Por supuesto y, por ejemplo, ir consuetudinariamente a la cinemateca junto a la muchacha que a uno le gustaba y tomarse de las manos en la oscuridad de la sala mientras que en el correr del tiempo se iban mirando las treinta películas de Kurosawa, fue una experiencia de vida que a más de uno le proveyó de la alegría de presenciar buenas historias contadas en el cine en la grata compañía de una persona que todavía hoy perdura al lado y que forma parte de esas inmensidades sobre las que comencé estas líneas. Se colmó uno de bastimento suficiente como para percibir, aguantar y re-crear lo que la vida trajera por delante. Tan inmensa la provisión como la buena fortuna de tener esa cinemateca al alcance de la mano.
Entre esas entrañables películas del maestro Kurosawa pudimos apreciar una de 1952 llamada Ikiru (Vivir en español), inspirada en una novela de León Tolstoi, titulada La muerte de Ivan Ilich. En 2022 hicieron Living, una versión inglesa hermosamente protagonizada por el actor Bill Nighy.

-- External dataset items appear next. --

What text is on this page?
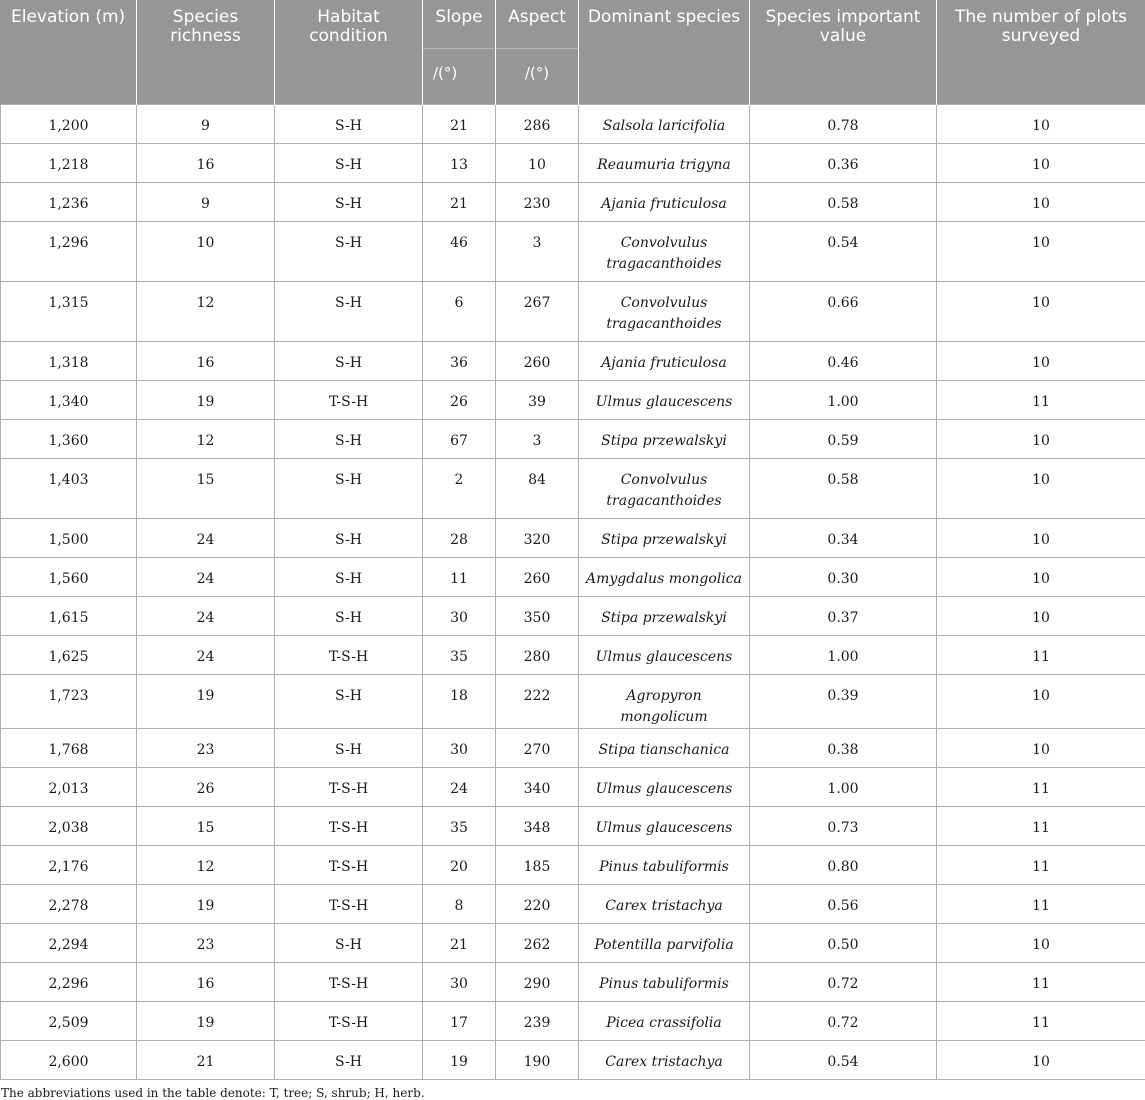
Elevation (m)	Species richness	Habitat condition	Slope	Aspect	Dominant species	Species important value	The number of plots surveyed
			/(°)	/(°)			
1,200	9	S-H	21	286	Salsola laricifolia	0.78	10
1,218	16	S-H	13	10	Reaumuria trigyna	0.36	10
1,236	9	S-H	21	230	Ajania fruticulosa	0.58	10
1,296	10	S-H	46	3	Convolvulus tragacanthoides	0.54	10
1,315	12	S-H	6	267	Convolvulus tragacanthoides	0.66	10
1,318	16	S-H	36	260	Ajania fruticulosa	0.46	10
1,340	19	T-S-H	26	39	Ulmus glaucescens	1.00	11
1,360	12	S-H	67	3	Stipa przewalskyi	0.59	10
1,403	15	S-H	2	84	Convolvulus tragacanthoides	0.58	10
1,500	24	S-H	28	320	Stipa przewalskyi	0.34	10
1,560	24	S-H	11	260	Amygdalus mongolica	0.30	10
1,615	24	S-H	30	350	Stipa przewalskyi	0.37	10
1,625	24	T-S-H	35	280	Ulmus glaucescens	1.00	11
1,723	19	S-H	18	222	Agropyron mongolicum	0.39	10
1,768	23	S-H	30	270	Stipa tianschanica	0.38	10
2,013	26	T-S-H	24	340	Ulmus glaucescens	1.00	11
2,038	15	T-S-H	35	348	Ulmus glaucescens	0.73	11
2,176	12	T-S-H	20	185	Pinus tabuliformis	0.80	11
2,278	19	T-S-H	8	220	Carex tristachya	0.56	11
2,294	23	S-H	21	262	Potentilla parvifolia	0.50	10
2,296	16	T-S-H	30	290	Pinus tabuliformis	0.72	11
2,509	19	T-S-H	17	239	Picea crassifolia	0.72	11
2,600	21	S-H	19	190	Carex tristachya	0.54	10
The abbreviations used in the table denote: T, tree; S, shrub; H, herb.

Todo esto es para contar que, aunque mi querido maestro y amigo Rodolfo también anda triste por el fallecimiento de doña Elisa, anoche soñé con él que lo proyectaba en una pantalla de cine que portaba en mi pecho mientras nos daba una conferencia sobre el hermoso e inmenso futuro para nuestro país y la región. Soñé con él, enorme y hermoso, gigante, balanceándose en un enorme columpio sobre el inmenso Caribe feliz de la vida con su desbordante alegría.